Le journaliste, essayiste, pamphlétaire, polémiste, pétainiste, antigaulliste et ancien résistant, André Figueras est né il y a 100 ans, le 8 janvier 1924 à Paris. Il est mort à l'âge de 78 ans le 15 mars 2002 également à Paris. Ce centenaire, comme le déplore son fils Olivier Figueras, (ancien) journaliste de "Présent", ne sera pas officiellement célébré parce qu'évidemment, André Figueras n'est pas vraiment un auteur politiquement correct.

Résistant dès 1941 à l'âge de 17 ans, André Figueras fut un agent de liaison dans les FTP, intégré au réseau Défense de la France. Il a édité des journaux clandestins, réalisé des faux papiers, fait des transferts d'aviateurs américains, etc. En 1944, il s'est engagé dans les commandos de parachutiste de l'armée d'Afrique. À la fin de la guerre, il a reçu à la fois la Croix de guerre et la Médaille de la Résistance, ainsi que la Médaille des libérateurs de Belfort.
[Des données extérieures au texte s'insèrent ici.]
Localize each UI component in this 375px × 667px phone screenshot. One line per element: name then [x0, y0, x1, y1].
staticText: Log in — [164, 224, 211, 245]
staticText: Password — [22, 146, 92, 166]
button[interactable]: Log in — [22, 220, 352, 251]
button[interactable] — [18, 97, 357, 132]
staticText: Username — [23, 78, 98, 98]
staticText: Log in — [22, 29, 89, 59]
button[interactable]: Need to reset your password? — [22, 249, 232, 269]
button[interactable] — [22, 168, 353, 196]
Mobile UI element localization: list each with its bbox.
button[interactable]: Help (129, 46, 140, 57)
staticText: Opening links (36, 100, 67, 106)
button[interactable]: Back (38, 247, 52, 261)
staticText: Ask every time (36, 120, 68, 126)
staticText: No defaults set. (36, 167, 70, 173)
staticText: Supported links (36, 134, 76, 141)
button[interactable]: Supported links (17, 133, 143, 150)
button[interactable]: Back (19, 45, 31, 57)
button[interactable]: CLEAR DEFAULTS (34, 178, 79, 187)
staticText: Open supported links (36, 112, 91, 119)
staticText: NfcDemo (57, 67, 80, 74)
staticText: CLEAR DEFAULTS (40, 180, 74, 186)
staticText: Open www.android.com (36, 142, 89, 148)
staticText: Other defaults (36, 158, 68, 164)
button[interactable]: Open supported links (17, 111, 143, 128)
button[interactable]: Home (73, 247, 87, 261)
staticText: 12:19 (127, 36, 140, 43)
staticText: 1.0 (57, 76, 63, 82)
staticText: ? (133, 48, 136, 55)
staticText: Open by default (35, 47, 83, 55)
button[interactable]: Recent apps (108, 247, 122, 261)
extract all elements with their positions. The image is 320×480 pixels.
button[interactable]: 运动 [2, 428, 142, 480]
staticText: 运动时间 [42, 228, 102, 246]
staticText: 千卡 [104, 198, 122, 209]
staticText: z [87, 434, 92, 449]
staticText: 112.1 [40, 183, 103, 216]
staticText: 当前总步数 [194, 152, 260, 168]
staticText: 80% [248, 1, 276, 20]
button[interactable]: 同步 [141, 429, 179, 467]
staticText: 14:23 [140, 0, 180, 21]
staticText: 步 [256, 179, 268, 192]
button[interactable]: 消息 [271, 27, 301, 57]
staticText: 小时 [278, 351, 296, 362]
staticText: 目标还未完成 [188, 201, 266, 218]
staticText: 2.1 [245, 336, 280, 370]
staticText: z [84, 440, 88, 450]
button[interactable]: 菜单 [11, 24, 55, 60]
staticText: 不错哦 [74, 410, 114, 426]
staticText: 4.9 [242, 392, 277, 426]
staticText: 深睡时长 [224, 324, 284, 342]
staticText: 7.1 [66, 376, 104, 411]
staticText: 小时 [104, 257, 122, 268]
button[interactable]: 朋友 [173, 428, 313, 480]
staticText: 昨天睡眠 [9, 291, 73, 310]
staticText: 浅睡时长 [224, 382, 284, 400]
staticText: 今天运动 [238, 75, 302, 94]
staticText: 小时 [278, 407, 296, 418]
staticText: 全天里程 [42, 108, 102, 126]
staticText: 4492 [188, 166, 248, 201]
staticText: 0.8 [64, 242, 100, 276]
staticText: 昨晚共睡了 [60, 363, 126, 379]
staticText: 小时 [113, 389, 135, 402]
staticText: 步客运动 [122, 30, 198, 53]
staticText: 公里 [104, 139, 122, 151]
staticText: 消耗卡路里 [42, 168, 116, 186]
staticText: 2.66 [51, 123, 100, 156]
Son petit-fils Jean Figueras a raconté bien plus tard, le 30 novembre 2023 dans "Monde & Vie" (auquel collabora André Figueras) : « De ses années de guerre, il parlait très peu, estimant qu’il avait fait son devoir, et répondu à l’appel de la France lorsqu’elle avait eu besoin de lui. Il résista, donc, en écrivant dans le journal de son mouvement sous la houlette de Pierre Brossolette (une des principales figures de la Résistance), et en faisant passer un certain nombre de personnes en Suisse ou en Espagne. Il emprunta lui-même cette filière après avoir été repéré par les Allemands, et, après un passage par le camp de Miranda, rejoignit l’Afrique du Nord où il intégra les commandos de parachutistes de la France libre, avec lesquels il participa à la libération de la France et à la campagne d’Allemagne. ».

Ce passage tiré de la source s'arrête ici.